Minister of National Security, Senator the Hon. Dwight Nelson, has promised a more aggressive approach to removing criminal “dons” and their armed gangs from communities.
Senator Nelson said that he will be pursuing more aggressive use of the provisions of the Proceeds of Crime Act to separate both “dons and donettes” from their ” ill-gotten wealth”, as well as a more intensive approach against organised criminal gangs.
He also assured the public that despite the issues surrounding the status of the frozen 7 per cent pay increase for the police, the vast majority of police remain “loyal, committed dedicated persons”, ready to carry out their duties, unconditionally.
Senator Nelson was facing the Media for the first time since his appointment in April to replace Colonel Trevor MacMillan as Minister of National Security, on the Jamaica Information Service’s (JIS) Media Forum, which was broadcast on the Public Broadcasting Corporation of Jamaica(PBCJ) cable television channel last night (Thursday May 21).
Attorney General and Minister of Justice, Senator the Hon. Dorothy Lightbourne, also appeared on the programme outlining some of the steps she has taken, since 2007, to speed up court trials and to make the justice system more accessible and meaningful for the public, as well as on human rights issues.

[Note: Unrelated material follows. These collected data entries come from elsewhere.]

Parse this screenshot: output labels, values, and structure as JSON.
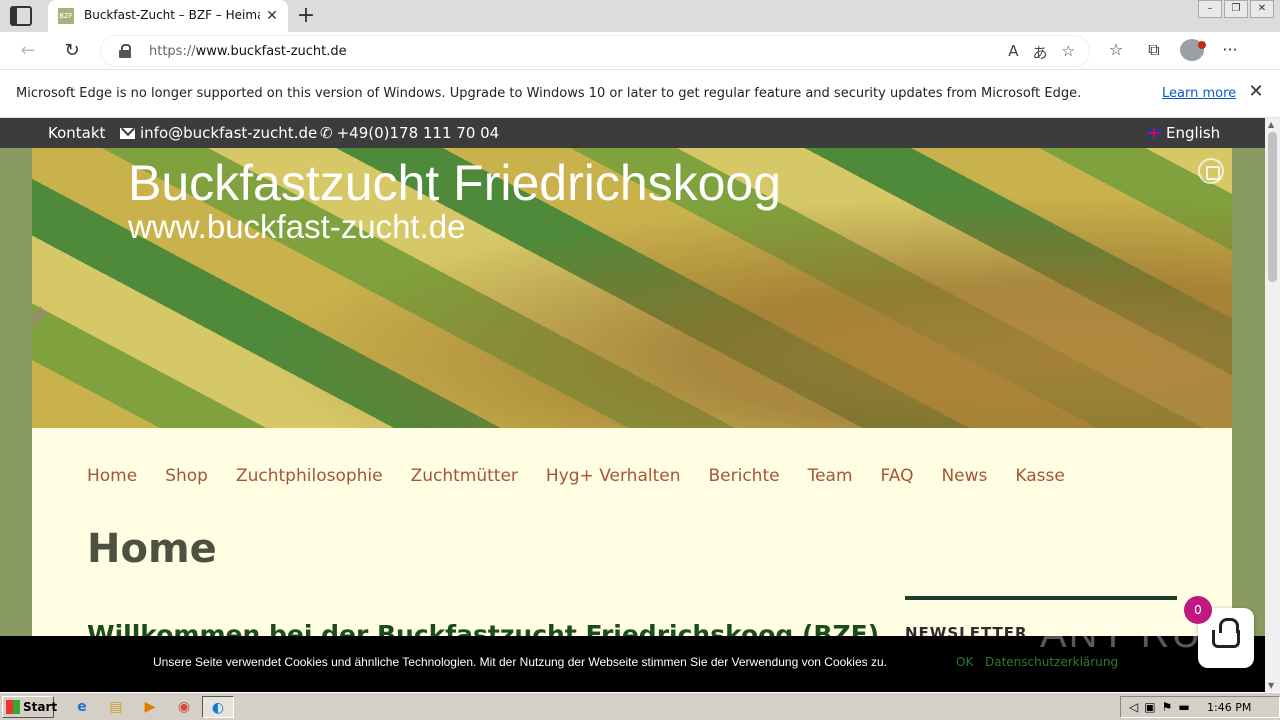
{
  "browser": {
    "tab": {
      "favicon_text": "BZF",
      "title": "Buckfast-Zucht – BZF – Heimat h",
      "close": "✕"
    },
    "new_tab": "+",
    "window_controls": [
      "–",
      "❐",
      "✕"
    ],
    "nav": {
      "back": "←",
      "reload": "↻"
    },
    "url": {
      "prefix": "https://",
      "host": "www.buckfast-zucht.de"
    },
    "url_icons": [
      "read-aloud-icon",
      "translate-icon",
      "add-favorite-icon"
    ],
    "url_icon_glyphs": [
      "A",
      "あ",
      "☆"
    ],
    "toolbar_glyphs": [
      "☆",
      "⧉"
    ],
    "more": "···"
  },
  "infobar": {
    "message": "Microsoft Edge is no longer supported on this version of Windows. Upgrade to Windows 10 or later to get regular feature and security updates from Microsoft Edge.",
    "link": "Learn more",
    "close": "✕"
  },
  "site": {
    "topbar": {
      "contact": "Kontakt",
      "email": "info@buckfast-zucht.de",
      "phone_glyph": "✆",
      "phone": "+49(0)178 111 70 04",
      "language": "English"
    },
    "hero": {
      "title": "Buckfastzucht Friedrichskoog",
      "subtitle": "www.buckfast-zucht.de"
    },
    "menu": [
      "Home",
      "Shop",
      "Zuchtphilosophie",
      "Zuchtmütter",
      "Hyg+ Verhalten",
      "Berichte",
      "Team",
      "FAQ",
      "News",
      "Kasse"
    ],
    "page_title": "Home",
    "welcome": "Willkommen bei der Buckfastzucht Friedrichskoog (BZF)",
    "sidebar_title": "NEWSLETTER",
    "cookie": {
      "text": "Unsere Seite verwendet Cookies und ähnliche Technologien. Mit der Nutzung der Webseite stimmen Sie der Verwendung von Cookies zu.",
      "ok": "OK",
      "link": "Datenschutzerklärung"
    },
    "cart_count": "0",
    "watermark": "ANY RUN"
  },
  "taskbar": {
    "start": "Start",
    "apps": [
      "ie-icon",
      "folder-icon",
      "media-icon",
      "chrome-icon",
      "edge-icon"
    ],
    "app_glyphs": [
      "e",
      "▤",
      "▶",
      "◉",
      "◐"
    ],
    "tray_glyphs": [
      "◁",
      "▣",
      "⚑",
      "▬"
    ],
    "clock": "1:46 PM"
  },
  "colors": {
    "topbar_bg": "#3c3c3c",
    "page_bg": "#8a9b61",
    "content_bg": "#fffde2",
    "menu_text": "#a4553a",
    "cart_badge": "#c0187e"
  }
}
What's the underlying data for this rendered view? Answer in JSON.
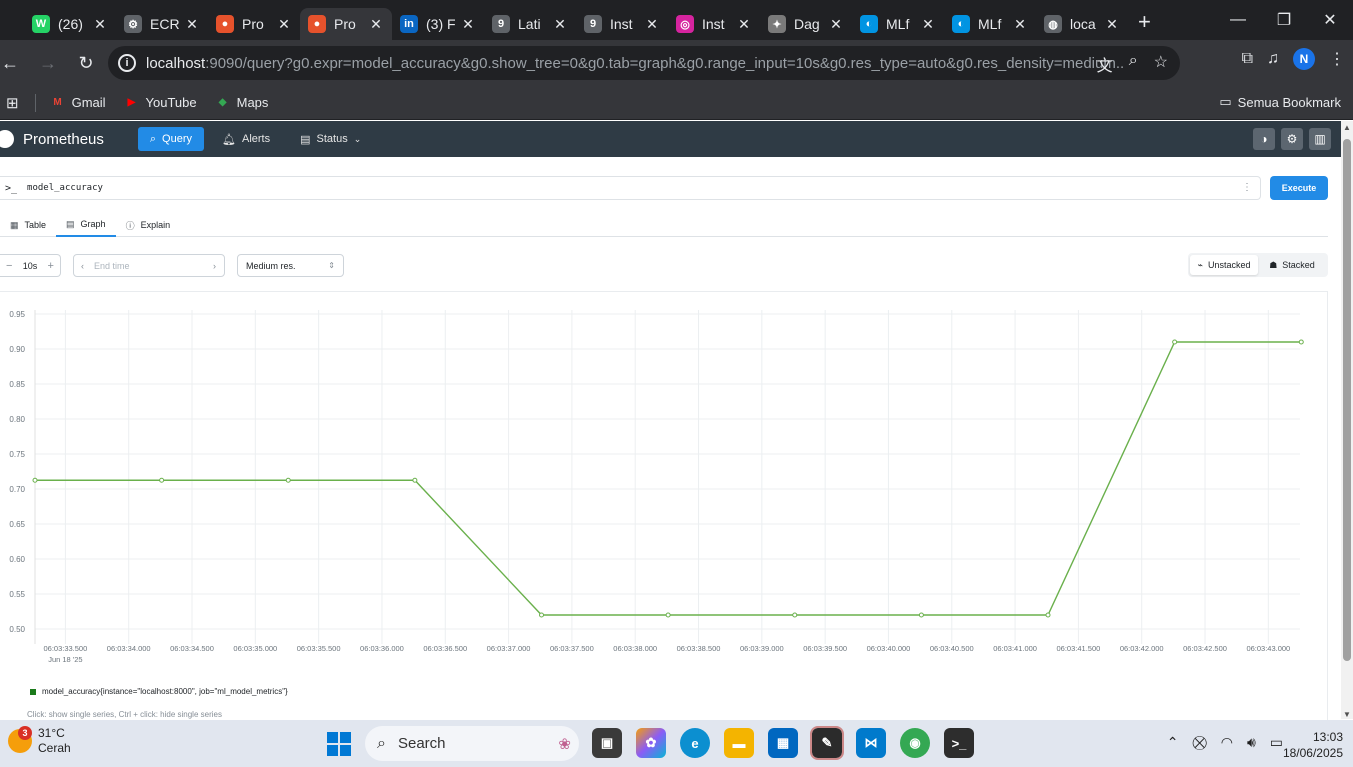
{
  "browser": {
    "tabs": [
      {
        "label": "(26)",
        "icon": "whatsapp-icon",
        "color": "#25d366",
        "glyph": "W"
      },
      {
        "label": "ECR",
        "icon": "gear-icon",
        "color": "#5f6368",
        "glyph": "⚙"
      },
      {
        "label": "Pro",
        "icon": "prometheus-icon",
        "color": "#e6522c",
        "glyph": "●"
      },
      {
        "label": "Pro",
        "icon": "prometheus-icon",
        "color": "#e6522c",
        "glyph": "●"
      },
      {
        "label": "(3) F",
        "icon": "linkedin-icon",
        "color": "#0a66c2",
        "glyph": "in"
      },
      {
        "label": "Lati",
        "icon": "glitch-icon",
        "color": "#5f6368",
        "glyph": "9"
      },
      {
        "label": "Inst",
        "icon": "glitch-icon",
        "color": "#5f6368",
        "glyph": "9"
      },
      {
        "label": "Inst",
        "icon": "instagram-icon",
        "color": "#d6249f",
        "glyph": "◎"
      },
      {
        "label": "Dag",
        "icon": "dagster-icon",
        "color": "#7a7a7a",
        "glyph": "✦"
      },
      {
        "label": "MLf",
        "icon": "mlflow-icon",
        "color": "#0194e2",
        "glyph": "◐"
      },
      {
        "label": "MLf",
        "icon": "mlflow-icon",
        "color": "#0194e2",
        "glyph": "◐"
      },
      {
        "label": "loca",
        "icon": "globe-icon",
        "color": "#5f6368",
        "glyph": "◍"
      }
    ],
    "active_tab": 3,
    "url_host": "localhost",
    "url_rest": ":9090/query?g0.expr=model_accuracy&g0.show_tree=0&g0.tab=graph&g0.range_input=10s&g0.res_type=auto&g0.res_density=medium...",
    "bookmarks": [
      {
        "label": "Gmail",
        "icon": "gmail-icon",
        "color": "#ea4335",
        "glyph": "M"
      },
      {
        "label": "YouTube",
        "icon": "youtube-icon",
        "color": "#ff0000",
        "glyph": "▶"
      },
      {
        "label": "Maps",
        "icon": "maps-icon",
        "color": "#34a853",
        "glyph": "◆"
      }
    ],
    "all_bookmarks": "Semua Bookmark",
    "profile_initial": "N"
  },
  "prometheus": {
    "brand": "Prometheus",
    "nav": {
      "query": "Query",
      "alerts": "Alerts",
      "status": "Status"
    },
    "query_expr": "model_accuracy",
    "execute": "Execute",
    "tabs": {
      "table": "Table",
      "graph": "Graph",
      "explain": "Explain"
    },
    "range": "10s",
    "end_time_placeholder": "End time",
    "resolution": "Medium res.",
    "unstacked": "Unstacked",
    "stacked": "Stacked",
    "legend": "model_accuracy{instance=\"localhost:8000\", job=\"ml_model_metrics\"}",
    "hint": "Click: show single series, Ctrl + click: hide single series"
  },
  "chart_data": {
    "type": "line",
    "xlabel": "",
    "ylabel": "",
    "x_ticks": [
      "06:03:33.500",
      "06:03:34.000",
      "06:03:34.500",
      "06:03:35.000",
      "06:03:35.500",
      "06:03:36.000",
      "06:03:36.500",
      "06:03:37.000",
      "06:03:37.500",
      "06:03:38.000",
      "06:03:38.500",
      "06:03:39.000",
      "06:03:39.500",
      "06:03:40.000",
      "06:03:40.500",
      "06:03:41.000",
      "06:03:41.500",
      "06:03:42.000",
      "06:03:42.500",
      "06:03:43.000"
    ],
    "x_date_label": "Jun 18 '25",
    "y_ticks": [
      "0.95",
      "0.90",
      "0.85",
      "0.80",
      "0.75",
      "0.70",
      "0.65",
      "0.60",
      "0.55",
      "0.50"
    ],
    "ylim": [
      0.49,
      0.95
    ],
    "xlim": [
      33.26,
      43.25
    ],
    "series": [
      {
        "name": "model_accuracy{instance=\"localhost:8000\", job=\"ml_model_metrics\"}",
        "color": "#6ab04c",
        "x": [
          33.26,
          34.26,
          35.26,
          36.26,
          37.26,
          38.26,
          39.26,
          40.26,
          41.26,
          42.26,
          43.26
        ],
        "y": [
          0.7125,
          0.7125,
          0.7125,
          0.7125,
          0.52,
          0.52,
          0.52,
          0.52,
          0.52,
          0.91,
          0.91
        ]
      }
    ],
    "grid": true
  },
  "taskbar": {
    "temperature": "31°C",
    "condition": "Cerah",
    "weather_badge": "3",
    "search": "Search",
    "time": "13:03",
    "date": "18/06/2025"
  }
}
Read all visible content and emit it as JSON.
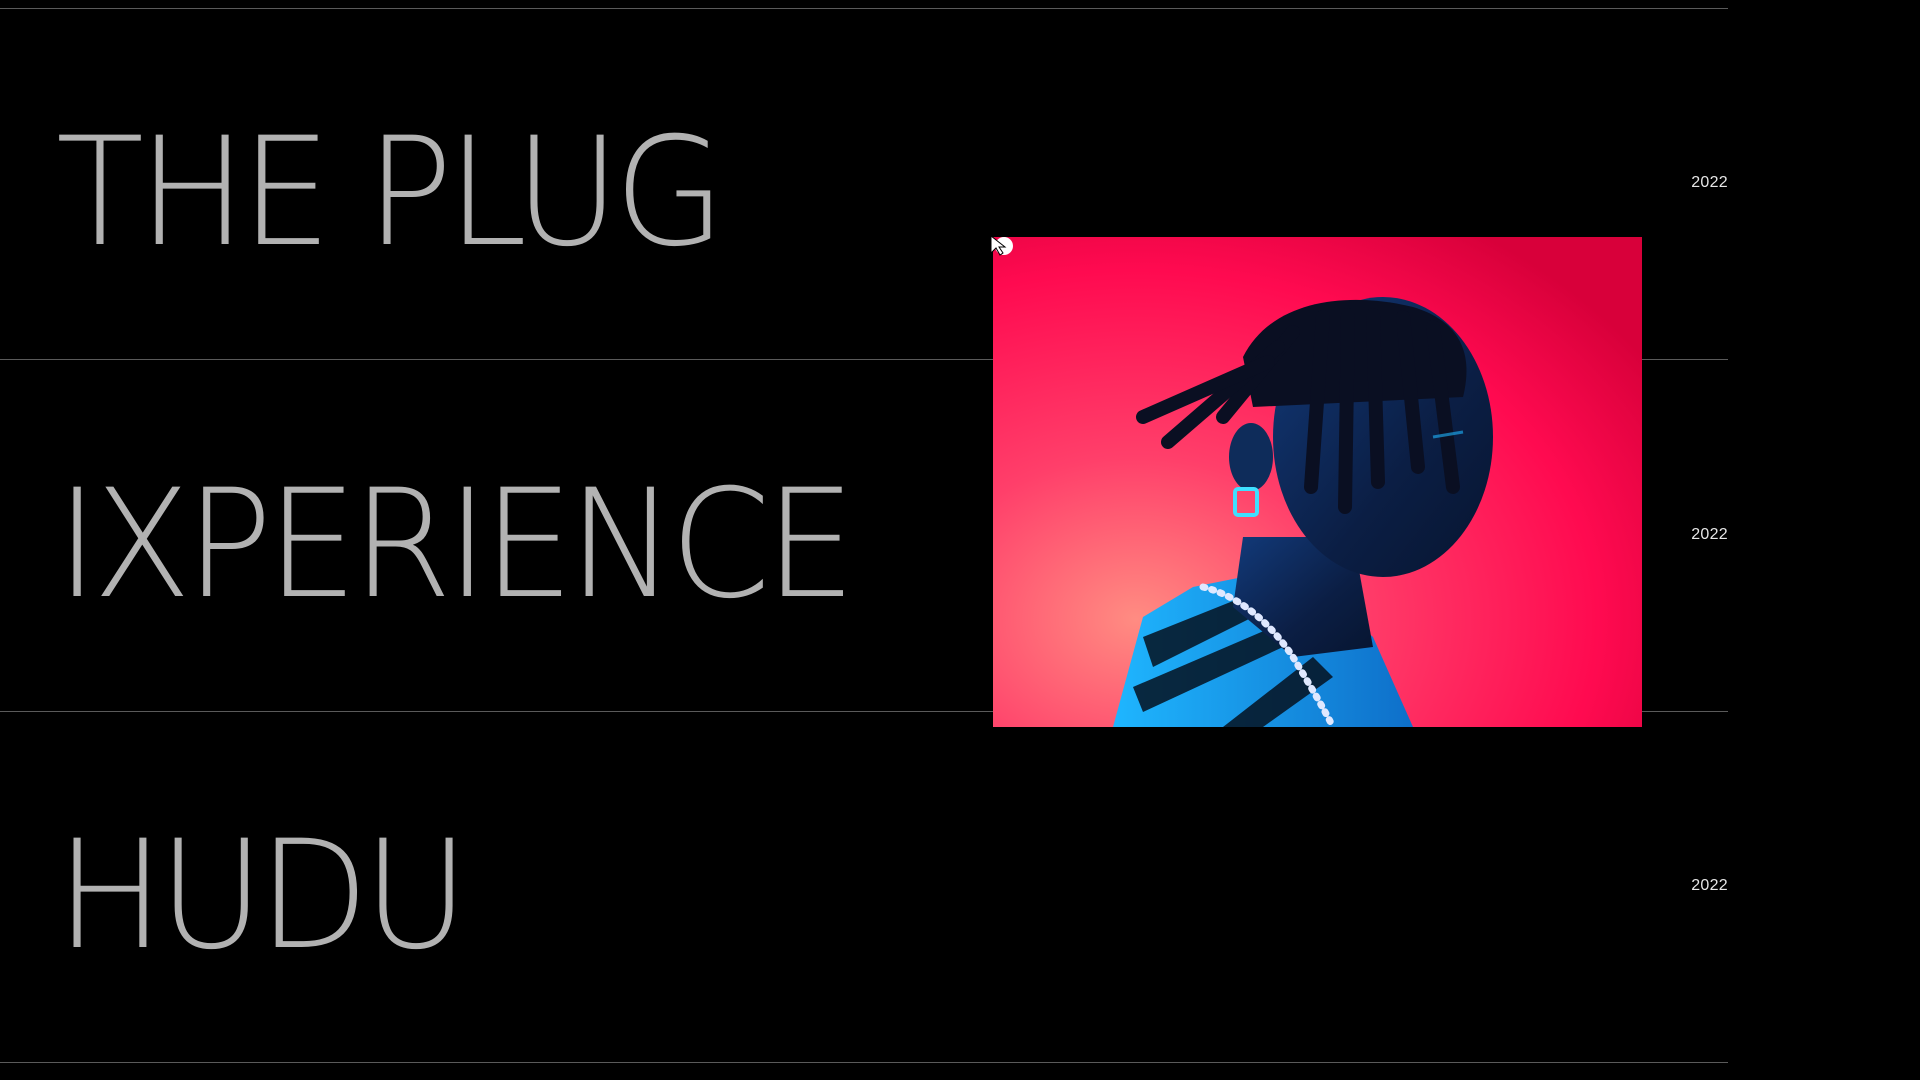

Senator Nelson said that his Ministry will be working with the Ministry of Justice to ensure effective implementation of the Proceeds of Crime Act, which was passed by Parliament in 2007 to provide for the forfeiture, through the courts, of property and wealth accumulated but cannot be explained by legitimate activity.
He said that 22 cases have been pursued under the Act so far, of which three have been successfully concluded and assets seized, while 19 are still being pursued.
Despite this, however, Senator Nelson admitted, “Government has not been aggressively pursuing the competence that we have under this piece of legislation to really attack the criminal leaders where it hurts. I think that the time has come for us to aggressively pursue the implementation of things like this legislation,” he committed.
“Whether these criminal leaders are in garrison communities or in communities that are just overrun by crime, I am sure this approach is going to be effective,” he assured the media.
He said that it is important that the “dons or donettes” are not allowed to live a life of opulence and luxury, “which many of them are living and flaunting in our faces.”
He said that while efforts will be continued to use social intervention methods, including employment, to lure young persons from more loosely knit groups on street corners, the approach has to be more intensive for the organised gangs.
“They must be separated from their communities: You have to put up a wall between them and the communities,” he said.
‘I believe, and I am a convict to the position that, if a person has an illegal gun with the intent of killing, the intent of threatening the lives and property of decent, law-abiding citizens, I maintain that person has forfeited his or her right to live among decent citizens,” he stated.
“I intend to launch an assault, an unrelenting assault against those persons, they must be removed from the community. They do not deserve to live in a society. They have broken the rules of society and they must be expunged from society,” he said.
Senator Nelson explained that being expunged did not necessarily mean being killed, but also removed from operating within the society.